Lough Ree Yacht Club – 22 October, 2014, 8pm
– talk by Paul Clements
On the 22nd October 2014, at 8pm, the Society will host a talk by Paul Clements. Paul will show a rare film by Richard Hayward about his journey down the River Shannon in 1939.
This film, Where the Shannon Flows Down to the Sea, is a glimpse of a lost world. The talk will be held at Lough Ree Yacht Club. Paul Clements has completed a biography of Richard Hayward. Romancing Ireland: Richard Hayward 1892-1964, Lilliput Press, Dublin, 2014.
Summary – Richard Hayward was a well-known author of many travel books dealing with different parts of Ireland including Where the River Shannon Flows George Herrap & Co. Ltd. London 1940. Hayward set out from Belfast on 16 August 1939 together with Germaine Berger in charge of the movie camera and Louis Morrison with still cameras, who had the task of illustrating the book. In the preface to the book he stated:
“Our objective was three fold: to make a travel picture of the River Shannon from its source to its mouth; to write a book of similar scope; and to enjoy ourselves. We enjoyed ourselves so much that the other two parts for mission were accomplished almost without conscious effort”
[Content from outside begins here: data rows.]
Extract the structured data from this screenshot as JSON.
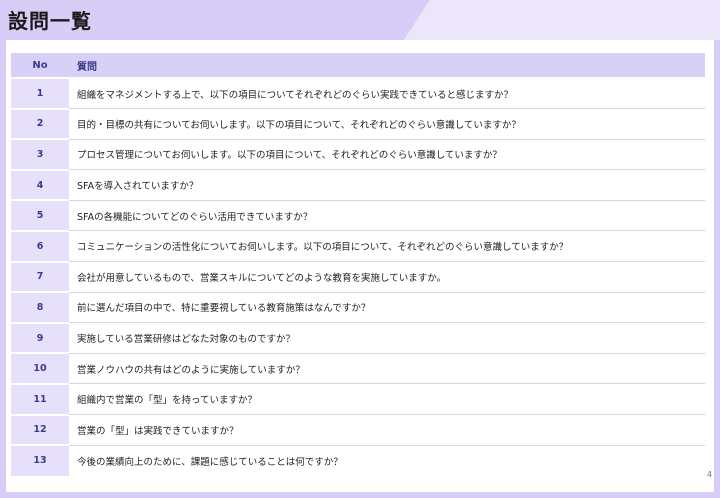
{
  "header": {
    "title": "設問一覧"
  },
  "table": {
    "col_no": "No",
    "col_question": "質問",
    "rows": [
      {
        "no": "1",
        "q": "組織をマネジメントする上で、以下の項目についてそれぞれどのぐらい実践できていると感じますか？"
      },
      {
        "no": "2",
        "q": "目的・目標の共有についてお伺いします。以下の項目について、それぞれどのぐらい意識していますか？"
      },
      {
        "no": "3",
        "q": "プロセス管理についてお伺いします。以下の項目について、それぞれどのぐらい意識していますか？"
      },
      {
        "no": "4",
        "q": "SFAを導入されていますか？"
      },
      {
        "no": "5",
        "q": "SFAの各機能についてどのぐらい活用できていますか？"
      },
      {
        "no": "6",
        "q": "コミュニケーションの活性化についてお伺いします。以下の項目について、それぞれどのぐらい意識していますか？"
      },
      {
        "no": "7",
        "q": "会社が用意しているもので、営業スキルについてどのような教育を実施していますか。"
      },
      {
        "no": "8",
        "q": "前に選んだ項目の中で、特に重要視している教育施策はなんですか？"
      },
      {
        "no": "9",
        "q": "実施している営業研修はどなた対象のものですか？"
      },
      {
        "no": "10",
        "q": "営業ノウハウの共有はどのように実施していますか？"
      },
      {
        "no": "11",
        "q": "組織内で営業の「型」を持っていますか？"
      },
      {
        "no": "12",
        "q": "営業の「型」は実践できていますか？"
      },
      {
        "no": "13",
        "q": "今後の業績向上のために、課題に感じていることは何ですか？"
      }
    ]
  },
  "footer": {
    "page_number": "4"
  },
  "colors": {
    "accent": "#d9d0f7",
    "accent_dark": "#3b3b8f",
    "frame": "#d8cdf6"
  }
}
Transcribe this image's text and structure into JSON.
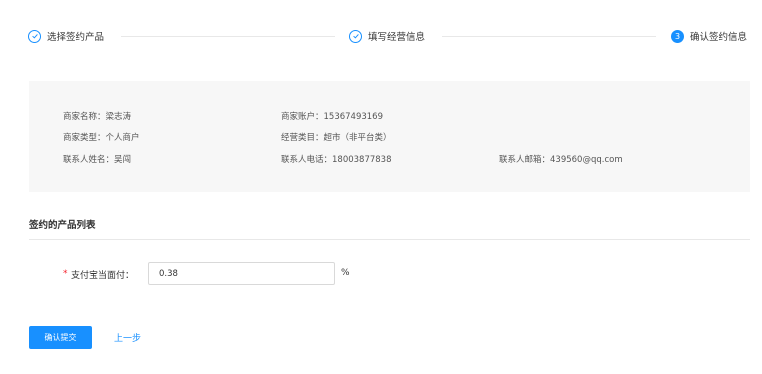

Paul Clements’s talk encompasses the use of slides, and will cover the long and varied career of Richard Hayward whose many books were illustrated by the renowned artist Raymond Piper. He will also show the film that Germaine Berger made while journeying along the river, containing footage of Athlone in 1939.
Speaker – Paul Clements is a journalist, broadcaster and writer based in Belfast. He is the author of three travel books about Ireland and major works of biography and criticism. His landmark biography on the Irish travel writer, Richard Hayward was published in 2014. Romancing Ireland, Richard Hayward 1892-1964 tells for the first time the fascinating life story of one of Ireland’s leading cultural figures of the mid-twentieth century. His remarkable journey around every county in Ireland in search of the highest point is recounted in the best-selling book The Height of Nonsense in 2005. His odyssey through the Burren in Co Clare is captured in the lyrical Burren Country, Travels through an Irish limestone landscape, published in 2011, and his book on the coast of Ireland, Irish Shores: A Journey Round the Rim of Ireland came out in 1993.
His special interests are peoples’ connection to the landscape and the oral tradition, as well as built heritage and natural history. Since 2007, after leaving the BBC where he was a journalist in Belfast and London, Paul has co-written guidebooks to Ireland for Fodor’s, Insight and the Rough Guide. A regular contributor to The Irish Times, he has written more than 25 ‘Irishman’s Diaries’ as well as other features on cultural life, the arts and heritage. He has also written widely about the much-acclaimed travel writer Jan Morris, including a critical study, and in 2006 edited a book of 80th birthday tributes to her.